OLYMPIA – Hundreds of sport crabbers fishing in Puget Sound have been found violating state fishing regulations, and many are paying a high price for their catch.
Nearly half of the 996 crabbers contacted by state enforcement officers in early July were found to be in violation of at least one fishing regulation, said Chief Bruce Bjork, assistant director of the Washington Department of Fish and Wildlife (WDFW) enforcement program.
Enforcement officers issued 180 citations and 284 verbal warnings during the first nine days of the crab fishery that opened July 1 in most areas of Puget Sound. Some crabbers were cited for multiple violations, ranging from keeping undersized crab to exceeding the daily catch limit.
Fines for most violations start at $75 and increase with each crab illegally harvested, said Capt. Mike Cenci, who heads the WDFW marine enforcement division.
“If someone fails to record catching a single crab while still on the water, they will usually get a warning,” Cenci said. “But if we find someone who has caught their entire daily limit and hasn’t recorded a single crab, that person is going to be cited.”
WDFW Director Jeff Koenings said the ratio of violations to contacts during the nine-day “emphasis patrol” in July was the highest he has seen in recent years.
“These compliance rates aren’t acceptable,” Koenings said. “People who violate the sportfishing rules need to understand that they are jeopardizing the resource and the future of the Puget Sound crab fishery.”
The department dedicated 16 officers and four boats to the nine-day emphasis patrol, which focused on marine waters from central Puget Sound to the San Juan Islands, Cenci said. Additional support was provided by the Snohomish County Sheriff’s Office marine unit, the Everett Police Department, the Seattle Police Harbor Patrol and the U.S. Navy.
While some officers have been drawn off to monitor the coastal salmon season, the Puget Sound crab fishery remains a high priority for fisheries enforcement, he said.
“Right now, we’re deploying as many officers to the crab fishery as we can, without neglecting our other responsibilities,” Cenci said.

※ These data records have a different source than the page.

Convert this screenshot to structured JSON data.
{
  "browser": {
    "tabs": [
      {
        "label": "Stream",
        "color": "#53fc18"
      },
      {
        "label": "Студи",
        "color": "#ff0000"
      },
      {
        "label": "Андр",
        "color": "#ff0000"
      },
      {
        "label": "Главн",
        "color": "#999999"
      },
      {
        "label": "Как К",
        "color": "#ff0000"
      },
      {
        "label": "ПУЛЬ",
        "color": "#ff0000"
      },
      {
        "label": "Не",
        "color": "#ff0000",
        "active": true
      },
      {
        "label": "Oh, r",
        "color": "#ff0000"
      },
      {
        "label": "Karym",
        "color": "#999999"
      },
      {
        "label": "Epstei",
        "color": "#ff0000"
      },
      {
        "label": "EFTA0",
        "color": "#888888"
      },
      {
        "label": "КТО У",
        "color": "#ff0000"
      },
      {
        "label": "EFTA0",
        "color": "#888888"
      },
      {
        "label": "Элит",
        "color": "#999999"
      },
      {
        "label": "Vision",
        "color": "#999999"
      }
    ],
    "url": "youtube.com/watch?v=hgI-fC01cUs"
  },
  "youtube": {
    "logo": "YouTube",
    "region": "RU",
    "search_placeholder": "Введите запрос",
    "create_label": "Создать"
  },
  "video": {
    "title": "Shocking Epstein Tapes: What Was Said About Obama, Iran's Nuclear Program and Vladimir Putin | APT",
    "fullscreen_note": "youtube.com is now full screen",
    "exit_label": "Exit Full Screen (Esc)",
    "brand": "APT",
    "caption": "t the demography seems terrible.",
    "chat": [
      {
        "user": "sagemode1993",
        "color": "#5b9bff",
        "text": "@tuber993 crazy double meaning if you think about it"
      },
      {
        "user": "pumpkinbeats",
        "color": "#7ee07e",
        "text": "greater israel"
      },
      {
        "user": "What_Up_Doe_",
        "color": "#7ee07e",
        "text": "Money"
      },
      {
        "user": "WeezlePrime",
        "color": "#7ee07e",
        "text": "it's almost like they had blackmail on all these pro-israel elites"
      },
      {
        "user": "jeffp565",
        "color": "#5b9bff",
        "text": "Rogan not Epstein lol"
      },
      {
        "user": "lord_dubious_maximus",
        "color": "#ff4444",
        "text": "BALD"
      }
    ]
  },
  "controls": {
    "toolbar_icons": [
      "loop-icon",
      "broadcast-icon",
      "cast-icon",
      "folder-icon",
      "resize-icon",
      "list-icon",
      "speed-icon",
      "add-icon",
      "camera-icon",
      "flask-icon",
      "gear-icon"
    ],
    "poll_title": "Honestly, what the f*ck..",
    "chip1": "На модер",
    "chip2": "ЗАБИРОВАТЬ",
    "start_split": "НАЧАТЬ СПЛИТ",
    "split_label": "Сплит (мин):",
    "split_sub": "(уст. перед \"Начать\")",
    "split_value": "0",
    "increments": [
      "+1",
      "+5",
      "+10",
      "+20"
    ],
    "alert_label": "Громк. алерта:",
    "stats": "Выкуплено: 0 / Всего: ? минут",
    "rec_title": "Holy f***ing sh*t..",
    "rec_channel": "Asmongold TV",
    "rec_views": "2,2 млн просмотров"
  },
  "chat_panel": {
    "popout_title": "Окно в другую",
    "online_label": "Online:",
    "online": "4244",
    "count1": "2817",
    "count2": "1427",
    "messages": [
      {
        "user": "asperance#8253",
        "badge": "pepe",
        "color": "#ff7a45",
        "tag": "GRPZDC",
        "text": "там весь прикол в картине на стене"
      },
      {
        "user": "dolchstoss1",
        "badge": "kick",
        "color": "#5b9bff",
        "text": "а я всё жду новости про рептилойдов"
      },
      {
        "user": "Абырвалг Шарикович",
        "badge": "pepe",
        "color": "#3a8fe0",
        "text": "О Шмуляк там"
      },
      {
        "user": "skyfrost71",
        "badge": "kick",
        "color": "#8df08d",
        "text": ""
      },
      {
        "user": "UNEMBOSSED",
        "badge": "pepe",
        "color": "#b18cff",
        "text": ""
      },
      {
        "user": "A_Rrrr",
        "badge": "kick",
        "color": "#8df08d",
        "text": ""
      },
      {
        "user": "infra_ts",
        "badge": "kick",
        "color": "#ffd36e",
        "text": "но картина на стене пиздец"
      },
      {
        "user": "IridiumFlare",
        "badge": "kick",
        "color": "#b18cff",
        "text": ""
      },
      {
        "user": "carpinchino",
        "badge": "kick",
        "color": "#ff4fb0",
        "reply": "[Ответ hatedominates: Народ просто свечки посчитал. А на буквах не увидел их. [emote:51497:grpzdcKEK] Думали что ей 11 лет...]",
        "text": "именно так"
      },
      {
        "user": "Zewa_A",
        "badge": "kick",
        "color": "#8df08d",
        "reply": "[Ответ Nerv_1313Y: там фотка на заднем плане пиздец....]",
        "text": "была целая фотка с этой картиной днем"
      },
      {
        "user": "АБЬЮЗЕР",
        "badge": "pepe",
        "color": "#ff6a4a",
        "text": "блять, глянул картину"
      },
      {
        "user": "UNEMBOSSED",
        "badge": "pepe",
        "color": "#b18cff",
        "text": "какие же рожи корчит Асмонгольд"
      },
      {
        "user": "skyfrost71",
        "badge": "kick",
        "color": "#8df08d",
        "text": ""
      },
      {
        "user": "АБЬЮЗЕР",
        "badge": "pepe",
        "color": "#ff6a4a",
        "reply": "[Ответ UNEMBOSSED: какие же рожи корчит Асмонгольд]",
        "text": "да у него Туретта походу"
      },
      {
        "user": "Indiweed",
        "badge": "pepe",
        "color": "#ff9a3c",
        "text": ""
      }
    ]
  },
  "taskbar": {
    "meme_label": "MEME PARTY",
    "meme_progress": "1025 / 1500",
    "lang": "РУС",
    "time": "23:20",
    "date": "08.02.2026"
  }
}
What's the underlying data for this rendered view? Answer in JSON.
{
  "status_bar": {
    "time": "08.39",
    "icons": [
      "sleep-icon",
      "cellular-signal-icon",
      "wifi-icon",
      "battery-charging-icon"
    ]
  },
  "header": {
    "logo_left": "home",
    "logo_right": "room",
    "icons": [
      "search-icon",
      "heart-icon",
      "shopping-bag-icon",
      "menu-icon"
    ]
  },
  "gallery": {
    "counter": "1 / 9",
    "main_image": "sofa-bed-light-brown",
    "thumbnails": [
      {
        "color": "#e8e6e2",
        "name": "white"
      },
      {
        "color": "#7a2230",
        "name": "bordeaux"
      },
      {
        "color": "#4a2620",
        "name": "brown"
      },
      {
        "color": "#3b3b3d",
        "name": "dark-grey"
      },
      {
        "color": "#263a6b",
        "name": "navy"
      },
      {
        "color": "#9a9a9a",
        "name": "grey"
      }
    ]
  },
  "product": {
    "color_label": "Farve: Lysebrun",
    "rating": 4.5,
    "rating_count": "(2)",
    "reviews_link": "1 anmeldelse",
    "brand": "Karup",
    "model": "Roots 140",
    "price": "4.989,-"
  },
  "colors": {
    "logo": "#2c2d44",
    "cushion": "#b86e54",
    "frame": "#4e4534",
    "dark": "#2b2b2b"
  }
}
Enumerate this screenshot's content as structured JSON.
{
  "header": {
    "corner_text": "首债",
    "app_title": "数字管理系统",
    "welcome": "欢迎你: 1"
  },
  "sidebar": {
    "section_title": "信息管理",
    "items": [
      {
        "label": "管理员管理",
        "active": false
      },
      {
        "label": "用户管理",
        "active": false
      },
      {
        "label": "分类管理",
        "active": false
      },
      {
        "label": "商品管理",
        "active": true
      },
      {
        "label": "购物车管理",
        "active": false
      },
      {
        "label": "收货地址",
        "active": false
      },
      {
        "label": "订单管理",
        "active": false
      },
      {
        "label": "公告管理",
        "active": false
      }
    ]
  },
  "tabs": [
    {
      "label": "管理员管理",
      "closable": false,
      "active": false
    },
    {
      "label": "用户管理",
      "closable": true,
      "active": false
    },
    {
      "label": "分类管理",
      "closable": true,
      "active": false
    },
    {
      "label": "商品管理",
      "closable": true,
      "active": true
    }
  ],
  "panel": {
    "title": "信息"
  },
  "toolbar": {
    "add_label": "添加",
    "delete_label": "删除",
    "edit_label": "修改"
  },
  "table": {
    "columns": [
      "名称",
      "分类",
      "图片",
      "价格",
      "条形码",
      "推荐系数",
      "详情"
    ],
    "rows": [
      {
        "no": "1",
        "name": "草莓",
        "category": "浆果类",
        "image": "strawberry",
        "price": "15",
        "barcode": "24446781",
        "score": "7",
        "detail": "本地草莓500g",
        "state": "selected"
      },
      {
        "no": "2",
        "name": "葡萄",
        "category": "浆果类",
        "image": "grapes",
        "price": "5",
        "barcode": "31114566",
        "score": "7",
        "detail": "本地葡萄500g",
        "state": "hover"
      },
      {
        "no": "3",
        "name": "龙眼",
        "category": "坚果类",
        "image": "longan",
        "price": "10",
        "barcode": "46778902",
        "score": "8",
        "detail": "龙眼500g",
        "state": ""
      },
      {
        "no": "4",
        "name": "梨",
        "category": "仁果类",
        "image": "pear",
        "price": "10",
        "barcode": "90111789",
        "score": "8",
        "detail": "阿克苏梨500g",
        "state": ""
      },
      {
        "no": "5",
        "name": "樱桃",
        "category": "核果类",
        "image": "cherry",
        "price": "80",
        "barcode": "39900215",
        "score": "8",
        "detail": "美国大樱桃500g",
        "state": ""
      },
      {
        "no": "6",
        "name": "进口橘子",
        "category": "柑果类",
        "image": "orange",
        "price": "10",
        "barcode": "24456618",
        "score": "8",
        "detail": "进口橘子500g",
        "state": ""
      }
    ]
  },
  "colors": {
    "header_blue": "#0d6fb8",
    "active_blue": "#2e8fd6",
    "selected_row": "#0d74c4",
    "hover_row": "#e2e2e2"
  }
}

Of the 464 violations observed by enforcement officers, nearly one-third were for crabbers’ failure to record the catch of Dungeness crab on catch record cards, as required by law. That’s a problem for fishery managers, who rely on that information to monitor harvest rates relative to area catch quotas, said Rich Childers, WDFW shellfish policy coordinator.
“Crabbers have a responsibility to keep their catch record cards up to date,” Childers said. “When we do in-season surveys, we don’t want people guessing about how many crab they caught or where they caught them.”
In addition, enforcement officers reported:
- 109 violations for undersized crab. In Puget Sound, only Dungeness crab at least 6¼ inches or larger can be harvested to allow smaller male crab the opportunity to mate at least once before they are taken in the fishery.
- 63 violations for crabbing on days or in areas closed to fishing. Crab fishing is closed Sundays through Tuesdays in many areas of Puget Sound. Crab pots must be removed from the water after each open period.
- 24 violations for fishing without a license or catch record card. All crab fishers age 15 or older must carry a current Washington fishing license. In addition, all sport crabbers, regardless of age, must carry a catch record card and crab licensing endorsement to fish for crab in Puget Sound.
- 15 violations for exceeding the daily catch limit, which is five legal-size male Dungeness crab, plus six red rock crab of either sex measuring at least five inches.
- Five violations for retaining female crab. Only male crab can be harvested, to protect egg-bearing females for reproduction.
Weeks before the season began, WDFW began publicizing crabbing regulations in the Fishing in Washington rules pamphlet, news releases, public service announcements and a new sport-crabbing website (http://wdfw.wa.gov/fish/shelfish/crab/lic_req.htm), Childers said.
“These rules are pretty straight-forward,” Childers said. “People who ignore them – or who never take time to learn them – are putting fishing seasons at risk for everyone.”